Голос Сэма раздался громом в тишине, вызвав во мне дрожь.

— Хочешь услышать кое-что безумное?

Я заинтересованно повернула к нему голову.

— Конечно.

— То есть, — он медленно выдохнул, — действительно безумное.

Я замерла. Последние десять лет я будто в пузыре жила: одни и те же пять человек, окружающие меня небольшой компанией. Девять месяцев в году – все, кроме лета – мы проводили в Хиксвилле, штате Калифорния. Никаких безумных историй мы не слышали – за исключением рассказов о моем отце – но я редко видела и слышала подобное, бабушка внимательно за этим следила.

— Да.

— Думаю, Лютер умирает.

Шок пронесся по мне холодной волной.

— Что?

— Он ничего не говорил, просто… у меня такое ощущение, понимаешь?

Я едва знала Сэма, едва знала Лютера, так почему ощущала боль? И каким было это ощущение? Чувство, когда кто-то близкий тебе умирает?

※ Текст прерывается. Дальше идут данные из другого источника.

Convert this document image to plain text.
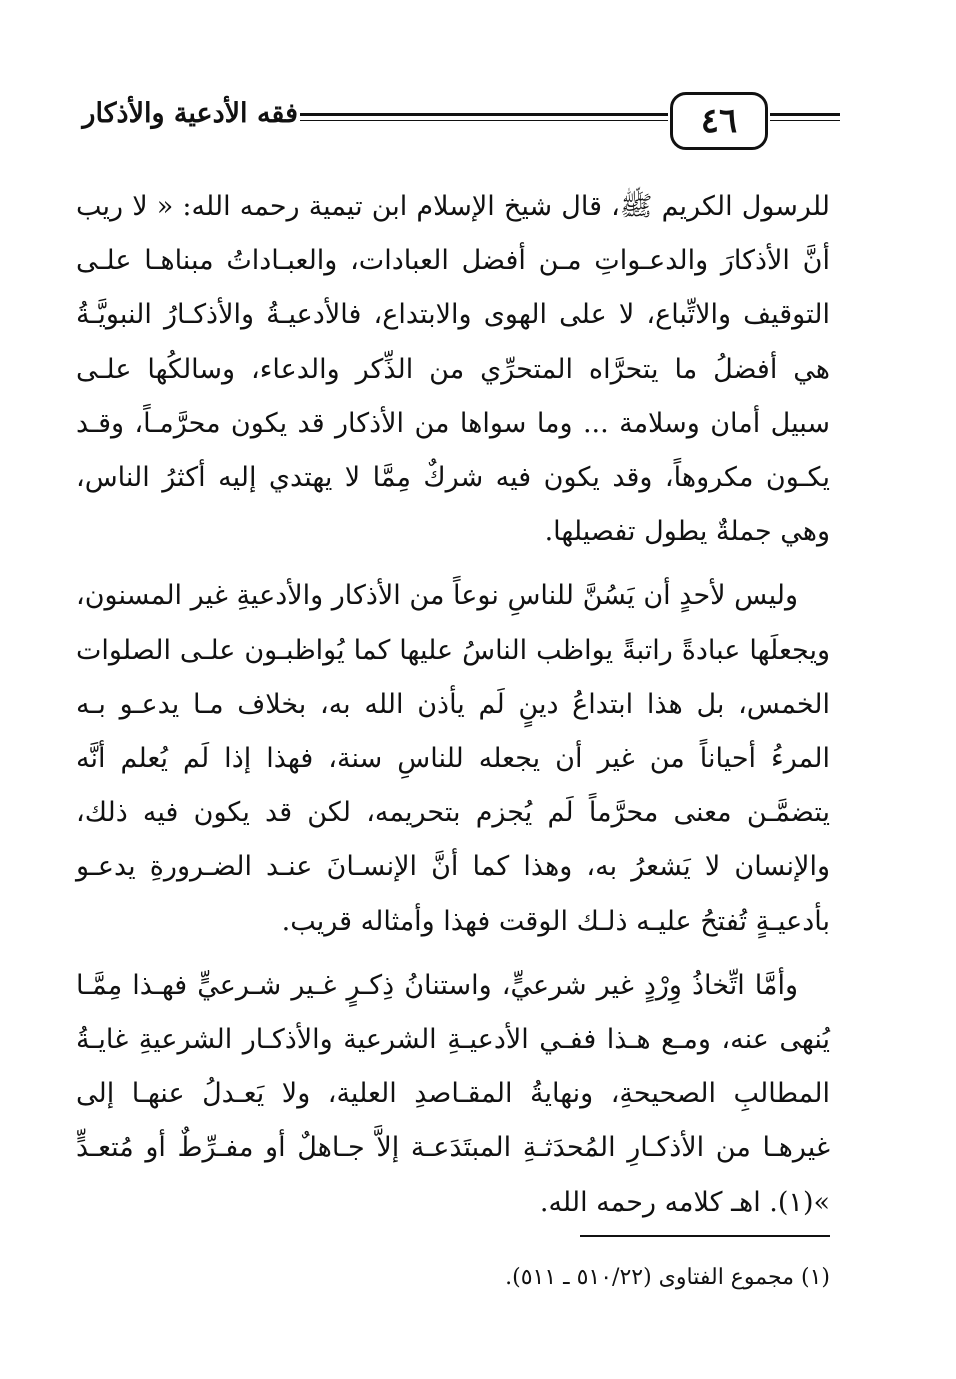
فقه الأدعية والأذكار	٤٦

للرسول الكريم ﷺ، قال شيخ الإسلام ابن تيمية رحمه الله: « لا ريب أنَّ الأذكارَ والدعـواتِ مـن أفضل العبادات، والعبـاداتُ مبناهـا علـى التوقيف والاتِّباع، لا على الهوى والابتداع، فالأدعيـةُ والأذكـارُ النبويَّـةُ هي أفضلُ ما يتحرَّاه المتحرِّي من الذِّكر والدعاء، وسالكُها علـى سبيل أمان وسلامة ... وما سواها من الأذكار قد يكون محرَّمـاً، وقـد يكـون مكروهاً، وقد يكون فيه شركٌ مِمَّا لا يهتدي إليه أكثرُ الناس، وهي جملةٌ يطول تفصيلها.

وليس لأحدٍ أن يَسُنَّ للناسِ نوعاً من الأذكار والأدعيةِ غير المسنون، ويجعلَها عبادةً راتبةً يواظب الناسُ عليها كما يُواظبـون علـى الصلوات الخمس، بل هذا ابتداعُ دينٍ لَم يأذن الله به، بخلاف مـا يدعـو بـه المرءُ أحياناً من غير أن يجعله للناسِ سنة، فهذا إذا لَم يُعلم أنَّه يتضمَّـن معنى محرَّماً لَم يُجزم بتحريمه، لكن قد يكون فيه ذلك، والإنسان لا يَشعرُ به، وهذا كما أنَّ الإنسـانَ عنـد الضـرورةِ يدعـو بأدعيـةٍ تُفتحُ عليـه ذلـك الوقت فهذا وأمثاله قريب.

وأمَّا اتِّخاذُ وِرْدٍ غير شرعيٍّ، واستنانُ ذِكـرٍ غـير شـرعيٍّ فهـذا مِمَّـا يُنهى عنه، ومـع هـذا ففـي الأدعيـةِ الشرعية والأذكـار الشرعيةِ غايـةُ المطالبِ الصحيحةِ، ونهايةُ المقـاصدِ العلية، ولا يَعـدلُ عنهـا إلى غيرهـا من الأذكـارِ المُحدَثـةِ المبتَدَعـة إلاَّ جـاهلٌ أو مفـرِّطٌ أو مُتعـدٍّ »(١). اهـ كلامه رحمه الله.

(١) مجموع الفتاوى (٥١٠/٢٢ ـ ٥١١).
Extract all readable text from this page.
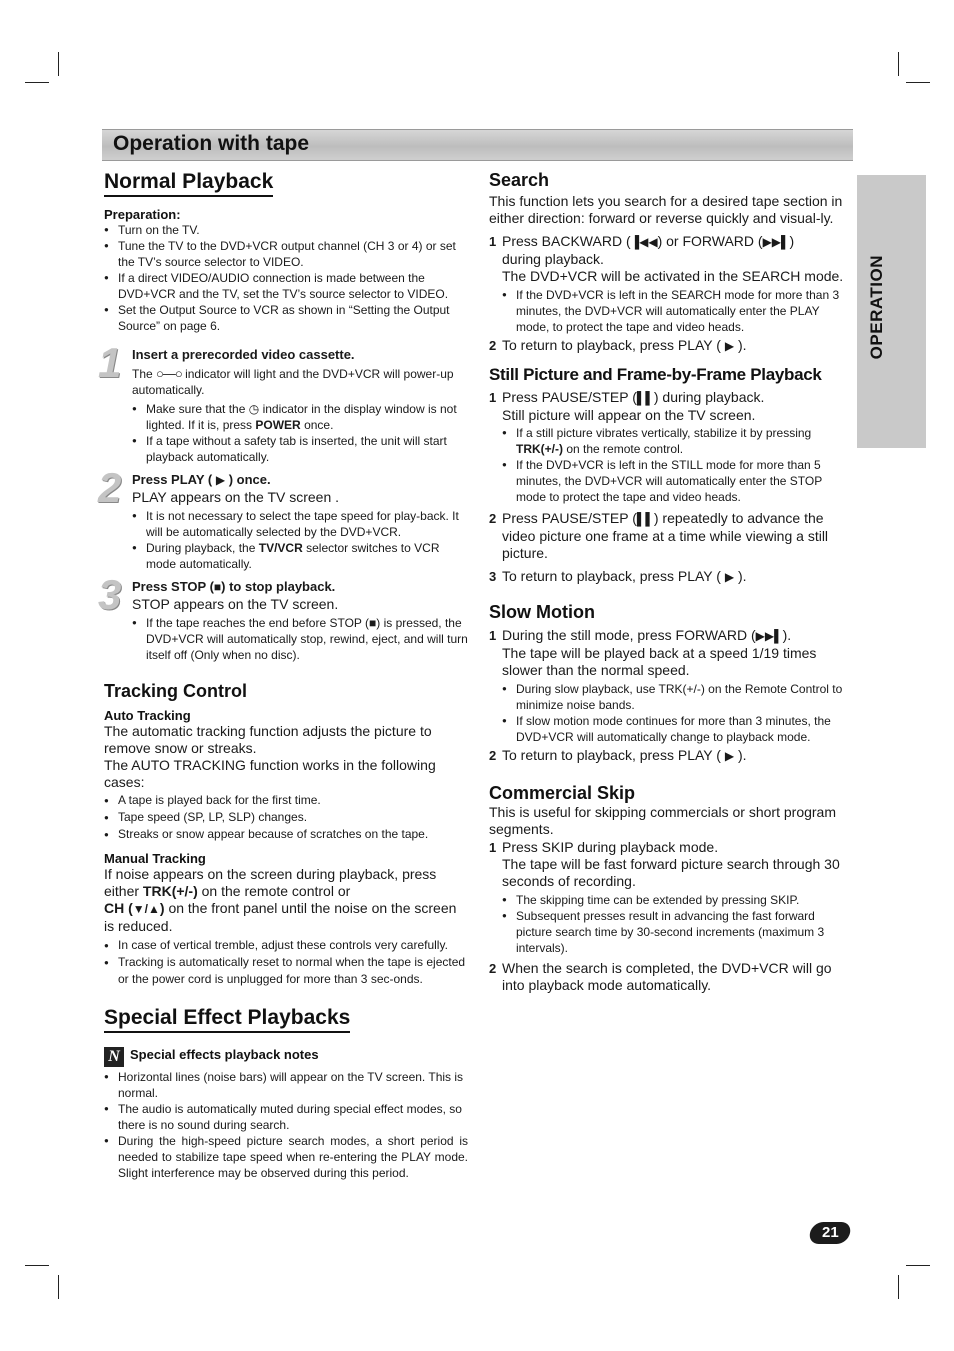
Operation with tape
OPERATION
Normal Playback

Preparation:

● Turn on the TV.
● Tune the TV to the DVD+VCR output channel (CH 3 or 4) or set the TV’s source selector to VIDEO.
● If a direct VIDEO/AUDIO connection is made between the DVD+VCR and the TV, set the TV’s source selector to VIDEO.
● Set the Output Source to VCR as shown in “Setting the Output Source” on page 6.
1 Insert a prerecorded video cassette.

The ○—○ indicator will light and the DVD+VCR will power-up automatically.

● Make sure that the ◷ indicator in the display window is not lighted. If it is, press POWER once.
● If a tape without a safety tab is inserted, the unit will start playback automatically.
2 Press PLAY ( ▶ ) once.

PLAY appears on the TV screen .

● It is not necessary to select the tape speed for play-back. It will be automatically selected by the DVD+VCR.
● During playback, the TV/VCR selector switches to VCR mode automatically.
3 Press STOP (■) to stop playback.

STOP appears on the TV screen.

● If the tape reaches the end before STOP (■) is pressed, the DVD+VCR will automatically stop, rewind, eject, and will turn itself off (Only when no disc).
Tracking Control

Auto Tracking

The automatic tracking function adjusts the picture to remove snow or streaks.

The AUTO TRACKING function works in the following cases:

● A tape is played back for the first time.
● Tape speed (SP, LP, SLP) changes.
● Streaks or snow appear because of scratches on the tape.

Manual Tracking

If noise appears on the screen during playback, press either TRK(+/-) on the remote control or
CH (▼/▲) on the front panel until the noise on the screen is reduced.

● In case of vertical tremble, adjust these controls very carefully.
● Tracking is automatically reset to normal when the tape is ejected or the power cord is unplugged for more than 3 sec-onds.
Special Effect Playbacks

N Special effects playback notes

● Horizontal lines (noise bars) will appear on the TV screen. This is normal.
● The audio is automatically muted during special effect modes, so there is no sound during search.
● During the high-speed picture search modes, a short period is needed to stabilize tape speed when re-entering the PLAY mode. Slight interference may be observed during this period.
Search

This function lets you search for a desired tape section in either direction: forward or reverse quickly and visual-ly.

1 Press BACKWARD (▐◀◀) or FORWARD (▶▶▌)
during playback.
The DVD+VCR will be activated in the SEARCH mode.
● If the DVD+VCR is left in the SEARCH mode for more than 3 minutes, the DVD+VCR will automatically enter the PLAY mode, to protect the tape and video heads.
2 To return to playback, press PLAY ( ▶ ).
Still Picture and Frame-by-Frame Playback
1 Press PAUSE/STEP (▌▌) during playback.
Still picture will appear on the TV screen.
● If a still picture vibrates vertically, stabilize it by pressing TRK(+/-) on the remote control.
● If the DVD+VCR is left in the STILL mode for more than 5 minutes, the DVD+VCR will automatically enter the STOP mode to protect the tape and video heads.
2 Press PAUSE/STEP (▌▌) repeatedly to advance the video picture one frame at a time while viewing a still picture.
3 To return to playback, press PLAY ( ▶ ).
Slow Motion
1 During the still mode, press FORWARD (▶▶▌).
The tape will be played back at a speed 1/19 times slower than the normal speed.
● During slow playback, use TRK(+/-) on the Remote Control to minimize noise bands.
● If slow motion mode continues for more than 3 minutes, the DVD+VCR will automatically change to playback mode.
2 To return to playback, press PLAY ( ▶ ).
Commercial Skip

This is useful for skipping commercials or short program segments.

1 Press SKIP during playback mode.
The tape will be fast forward picture search through 30 seconds of recording.
● The skipping time can be extended by pressing SKIP.
● Subsequent presses result in advancing the fast forward picture search time by 30-second increments (maximum 3 intervals).
2 When the search is completed, the DVD+VCR will go into playback mode automatically.
21
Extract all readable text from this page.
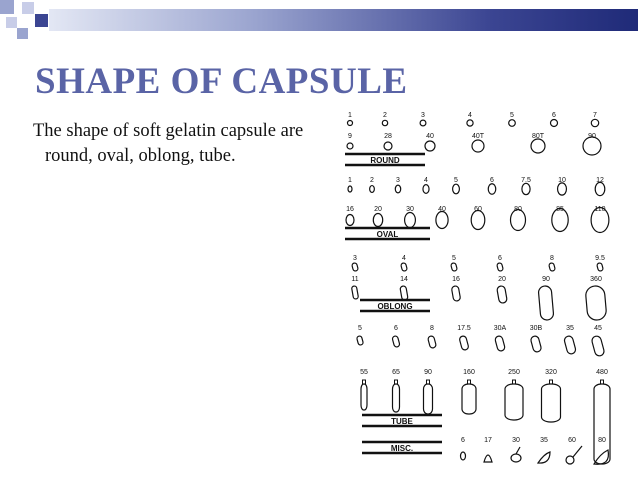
SHAPE OF CAPSULE
The shape of soft gelatin capsule are round, oval, oblong, tube.
1	2	3	4	5	6	7
9	28	40	40T	80T	90
ROUND
1	2	3	4	5	6	7.5	10	12
16	20	30	40	60	80	85	110
OVAL
3	4	5	6	8	9.5
11	14	16	20	90	360
OBLONG
5	6	8	17.5	30A	30B	35	45
55	65	90	160	250	320	480
TUBE
MISC.
6	17	30	35	60	80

Из умерших я знала только Билла Супермаркета. Я даже не знала его фамилию, только то, что он все время приходил в кафе, и если не сидел за столиком в углу с бесплатным пирогом, то торчал пьяным возле супермаркета и попрошайничал. Думаю, Билл жил в Герневилле еще до бабушки, казалось, ему было лет сто – все его лицо покрывали морщины и спутанная борода. Туристы обходили его стороной, стараясь быть подальше, когда направлялись к пляжу Джонсона с надувными матрасами и белыми намазанными кремом носами. Билл был самым безвредным в городе, куда безопаснее туристов, которые ходили по округе, напивались и лезли к людям, которые приходили по своим делам в бар «Rainbow Cattle Company» по вечерам пятницы. Ничто не злило меня сильнее, чем то, как они смотрели на Билла, будто он мог напасть на них.

Бабушка услышала от Алана Кросса, работающего на почте, что как-то утром Билла нашли мертвым у автобусной остановки. Бабушка проявляла свои эмоции редкими мелкими вспышками. Тогда, после слов Алана, она повернулась к окну и спросила:

— И кто теперь будет любить мой персиковый пирог так же, как он?

Но Лютер — не Билл. Лютер яркий, живой и совсем рядом. Он работал, у него была семья, он путешествовал. Я не знала никого, кто выглядел бы здоровее Лютера и… при этом умирал.

Я молчала слишком долго, потому что услышала, как Сэм сглотнул.

— Прости, но мне нужно было с кем-то поделиться.

— Конечно, — выпалила я.

— Он мне не родной по крови. Думаю, ты поняла это, потому что я белый, а он – темнокожий. Он второй муж Роберты. Они вдвоем меня вырастили, — сказал Сэм и убрал руки за голову. – Он и Роберта.

— Может, спросишь у него? – поинтересовалась я. – Болен ли он?

— Он ответит то, что посчитает нужным.

Ох, этот разговор был нереальным. Но я поняла, что Сэм не переживал из-за того, что обсуждал это с посторонним. Может, с незнакомым человеком проще говорить на такие темы.

Больше слов рвалось с языка.

— И ты останешься с Робертой? Если…

Сэм глубоко вдохнул, и я зажмурилась, желая забрать слова обратно и проглотить их.

— Прости, — выпалила я. – Это не мое дело.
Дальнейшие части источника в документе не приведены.